A big part of improving productivity comes down to forming the right habits according to Depies, like how often a technician comes to the window for parts.
“The technician who comes to the parts window 5 times in the morning isn’t your 100% efficiency guy,” he says. “The technician who came up maybe once right at the beginning of the morning to get his parts was forward thinking and has the good habits needed to stay on course.
“For our younger team members who are trying to improve, we’re really trying to partner those guys next to more experienced technicians. That way they can ask questions instead of struggling alone.” Depies says with the ongoing pandemic making only minimal training possible, they’ve leaned heavily on the mentorship program in the last year.
Depies focuses on increasing parts margins and labor rates when working on the dealership’s absorption rate and says their current goal is getting into a flat rate system. He says their absorption for 2020 was a little under 90%.
“There’s only so far you can go on absorption with pricing structures,” he says. “We’re trying to buy everything right and have the most margin possible when we sell on the parts side. We’re making sure our labor rate makes sense for our expenses and what we can actually get in the marketplace.
“The technician who comes to the parts window 5 times in the morning isn’t your 100% efficiency guy…”
“Once those two things are maxed out, you’re at the mercy of figuring out how to beat a flat rate. For example, looking at pre-delivery inspections, we’re figuring out how to have a consistent process with the same labor for all our techs. Part of that is just being more consistent with internal repairs and pre-deliveries and setting goals.”
Accountability & the Basics
Ritchie, co-store manager, talks about the future of their incentive program, which he says is getting an overhaul because the goals weren’t challenging enough.
“Our old structure just didn’t work,” he says. “Because we were not challenging the technicians, and we weren’t holding anyone accountable.”
“We’re going back to the basics,” adds Depies. “We’re going to focus on paperwork and processes, everything that you’re not turning a wrench on. If we can get our service processes in place, the labor side will come together.”
Depies adds that putting expectations down on paper is key, something Ritchie’s hadn’t done before.
“It’s going to be front-to-back, getting the service team, technicians and the parts department everything they need so we can get all three communicating,” he says. “Right now, for example, we’re probably not the smoothest with incoming parts, so there’s a bottleneck where staff are standing around waiting for parts that someone just needs to bring to them.”
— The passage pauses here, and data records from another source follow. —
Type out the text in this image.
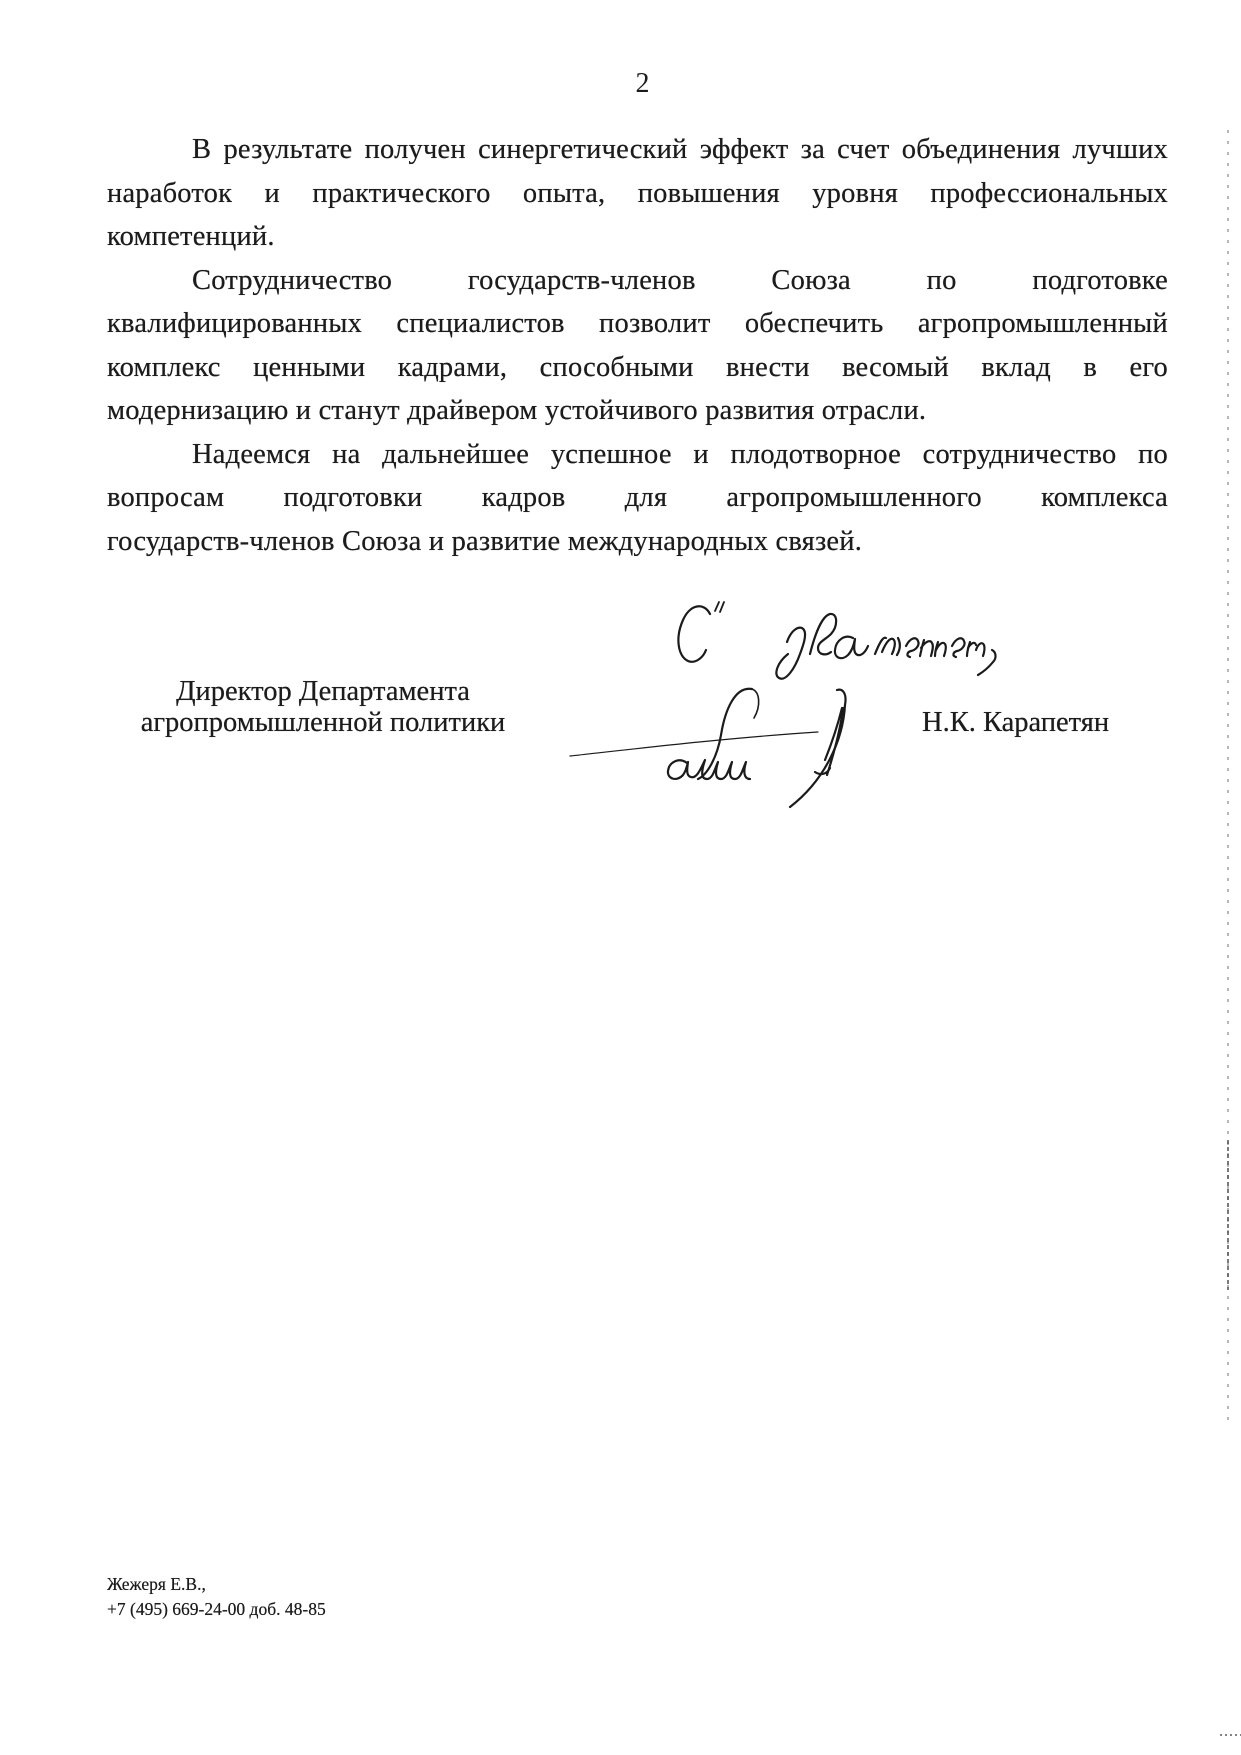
2
В результате получен синергетический эффект за счет объединения лучших
наработок и практического опыта, повышения уровня профессиональных
компетенций.
Сотрудничество государств-членов Союза по подготовке
квалифицированных специалистов позволит обеспечить агропромышленный
комплекс ценными кадрами, способными внести весомый вклад в его
модернизацию и станут драйвером устойчивого развития отрасли.
Надеемся на дальнейшее успешное и плодотворное сотрудничество по
вопросам подготовки кадров для агропромышленного комплекса
государств-членов Союза и развитие международных связей.
Директор Департамента
агропромышленной политики	Н.К. Карапетян
Жежеря Е.В.,
+7 (495) 669-24-00 доб. 48-85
Marrying Technology to Technicians
In addition to their mentorship mindset with younger technicians, Ritchie Implement also looks to put technology-minded staff with technicians who are more “nuts and bolts” oriented, in order to cut down on lost time.
“Technology is a huge time consumer in the service department,” says Depies. “Especially if staff aren’t familiar with it. We have employees who really tip-toe around it, who take a bit longer and maybe don’t have it the way it should be when it leaves the door.
“So we always partner up our ‘nuts and bolts’ technicians with our technology specialists, and they’ll work together to get it done. It’s about spreading our people to where they’re their best and not being afraid to throw two different people on a project. This teamwork is definitely where we see things trending, because the work only gets more and more complicated, and you can’t have 25 technicians trained on one product.”